Micha Brumlik hat das Studienwerk mitbegründet, war von 2012 bis 2022 Vorsitzender des Beirats und blieb auch danach bei ELES aktiv. Er prägte das Studienwerk in besonderer Weise. Unter seinem Wirken konnte sich ELES zu einem Ort entwickeln, an dem sich jüdisches Denken, gesellschaftliche Verantwortung und demokratische Bildung auf besondere Weise verbinden konnten. Micha Brumlik nahm Anteil, stellte Fragen, widersprach, inspirierte – und blieb dabei immer gegenwärtig. Mit seiner geistigen Präsenz, seiner Klarheit und seinem Humor trug er entscheidend dazu bei, dass ELES zu einer Stimme jüdischer Selbstbehauptung und intellektuellen Engagements in der Öffentlichkeit wurde. Seine Haltung, Bildung als Verantwortung zu begreifen – gegenüber sich selbst, der Gemeinschaft und der Gesellschaft – prägt das Selbstverständnis des Studienwerks bis heute.

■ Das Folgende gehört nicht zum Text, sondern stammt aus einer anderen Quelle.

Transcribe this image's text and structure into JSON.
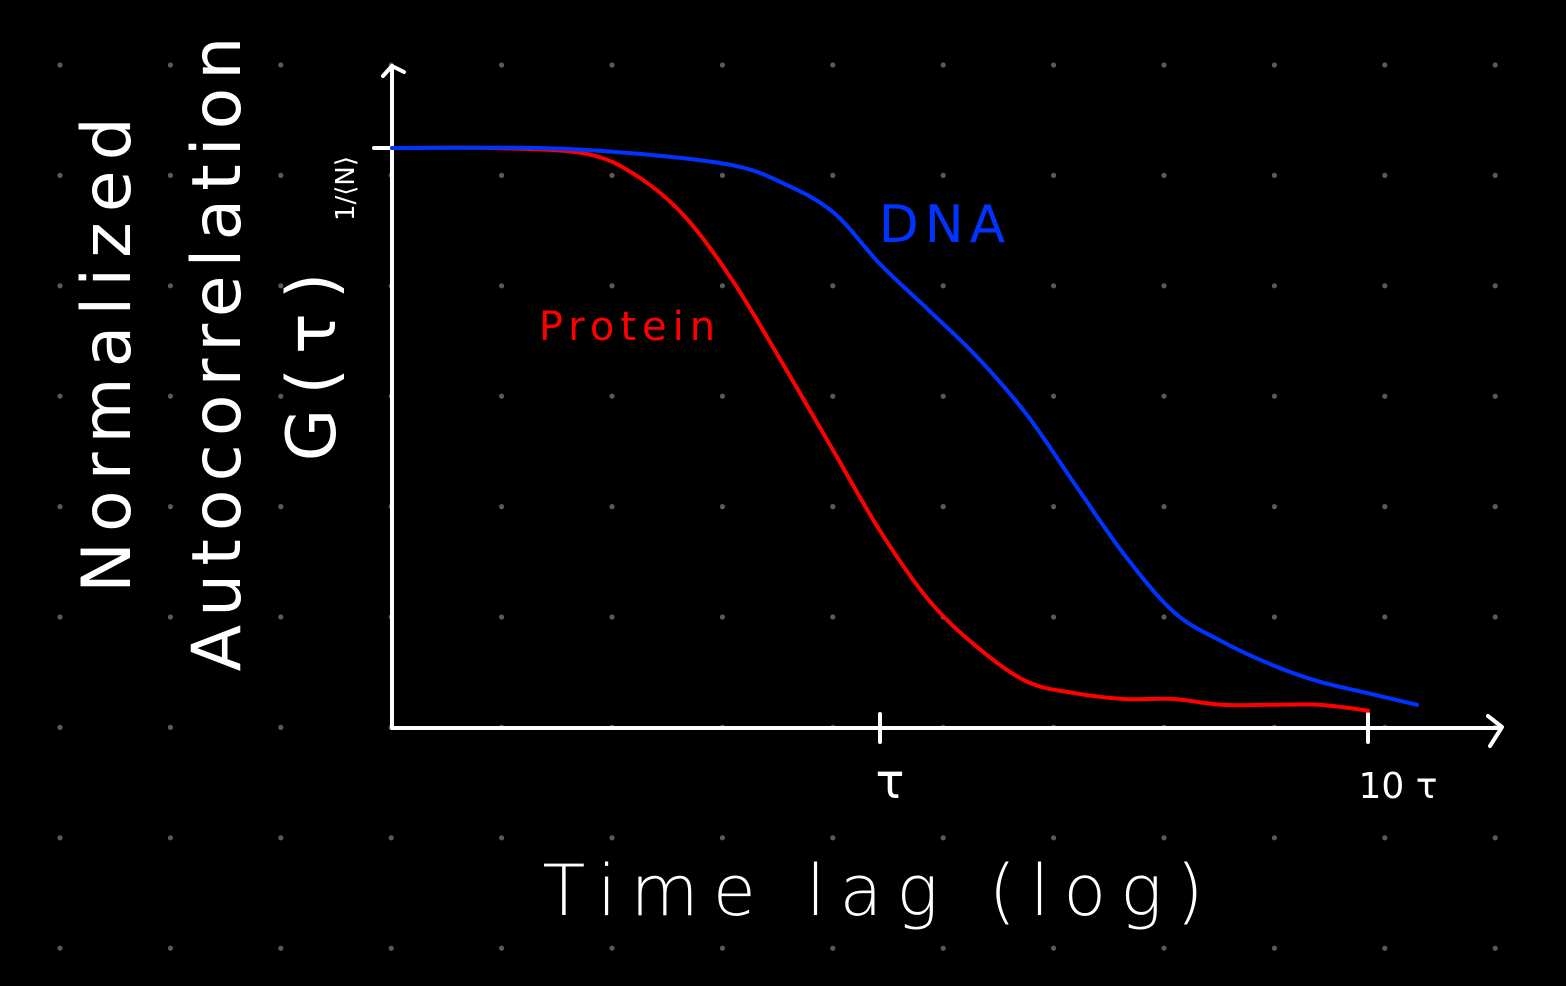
{
  "background": "#000000",
  "grid_dot_color": "#5a5a5a",
  "axis_color": "#ffffff",
  "chart_data": {
    "type": "line",
    "xlabel": "Time lag (log)",
    "ylabel_lines": [
      "Normalized",
      "Autocorrelation",
      "G(τ)"
    ],
    "x_scale": "log",
    "xlim": [
      0.1,
      10
    ],
    "ylim": [
      0,
      1
    ],
    "x_ticks": [
      {
        "value": 1,
        "label": "τ"
      },
      {
        "value": 10,
        "label": "10 τ"
      }
    ],
    "y_ticks": [
      {
        "value": 1,
        "label": "1/⟨N⟩"
      }
    ],
    "series": [
      {
        "name": "Protein",
        "color": "#ff0000",
        "x": [
          0.1,
          0.16,
          0.25,
          0.32,
          0.4,
          0.5,
          0.63,
          0.8,
          1.0,
          1.26,
          1.58,
          2.0,
          2.51,
          3.16,
          4.0,
          5.0,
          6.31,
          7.94,
          10.0
        ],
        "y": [
          1.0,
          1.0,
          0.99,
          0.95,
          0.88,
          0.77,
          0.63,
          0.48,
          0.34,
          0.22,
          0.14,
          0.08,
          0.06,
          0.05,
          0.05,
          0.04,
          0.04,
          0.04,
          0.03
        ]
      },
      {
        "name": "DNA",
        "color": "#0033ff",
        "x": [
          0.1,
          0.2,
          0.32,
          0.5,
          0.63,
          0.8,
          1.0,
          1.26,
          1.58,
          2.0,
          2.51,
          3.16,
          4.0,
          5.0,
          6.31,
          7.94,
          10.0,
          12.6
        ],
        "y": [
          1.0,
          1.0,
          0.99,
          0.97,
          0.94,
          0.89,
          0.8,
          0.72,
          0.64,
          0.54,
          0.42,
          0.3,
          0.2,
          0.15,
          0.11,
          0.08,
          0.06,
          0.04
        ]
      }
    ]
  }
}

Micha Brumlik wurde am 4. November 1947 in Davos als Kind jüdischer Flüchtlinge geboren. Nach dem Studium der Philosophie und Pädagogik in Jerusalem und Frankfurt am Main lehrte er in Hamburg und Heidelberg, bevor er von 2000 bis zu seiner Emeritierung 2013 Professor für Theorien der Bildung und Erziehung an der Goethe-Universität Frankfurt war. Von 2000 bis 2005 leitete er das Fritz Bauer Institut, das sich der Erforschung des Holocaust und seiner Wirkungsgeschichte widmet. Sein Werk bündelte zentrale Beiträge zur Erziehungswissenschaft und Bildungstheorie, zur jüdischen Geschichte und Gegenwart sowie zur politischen Publizistik. Über Jahrzehnte gehörte Micha Brumlik zu den profiliertesten jüdischen Intellektuellen der Bundesrepublik. Er verband wissenschaftliche Präzision mit moralischer Klarheit und öffentlichem Engagement: Seine Stimme war unüberhörbar – in Feuilletons, Fachzeitschriften und im Rundfunk.

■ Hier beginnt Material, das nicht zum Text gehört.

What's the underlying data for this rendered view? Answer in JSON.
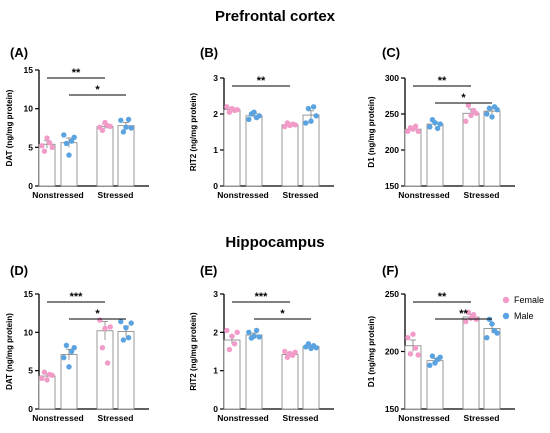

Unermüdlich warb Micha Brumlik für eine Bildung, die aus der Geschichte Verantwortung ableitet, und für ein jüdisches Denken, das sich als Teil der demokratischen Öffentlichkeit versteht. Zu seinen prägenden Werken zählen unter anderem Kein Weg als Deutscher und Jude (1996), Bildung und Glück (2002) und Vernunft und Offenbarung (2010). Für sein Lebenswerk und sein Engagement gegen Antisemitismus wurde er 2024 mit dem Verdienstkreuz am Bande der Bundesrepublik Deutschland ausgezeichnet. Micha Brumlik blieb eigenständig im Denken, offen im Gespräch, unbequem im besten Sinne. Für ihn war Widerspruch kein Gegensatz zur Loyalität, sondern Ausdruck ernsthafter Auseinandersetzung. Wir werden ihn als Lehrer, Denker und Freund in Erinnerung behalten. Sein Andenken ist uns Verpflichtung.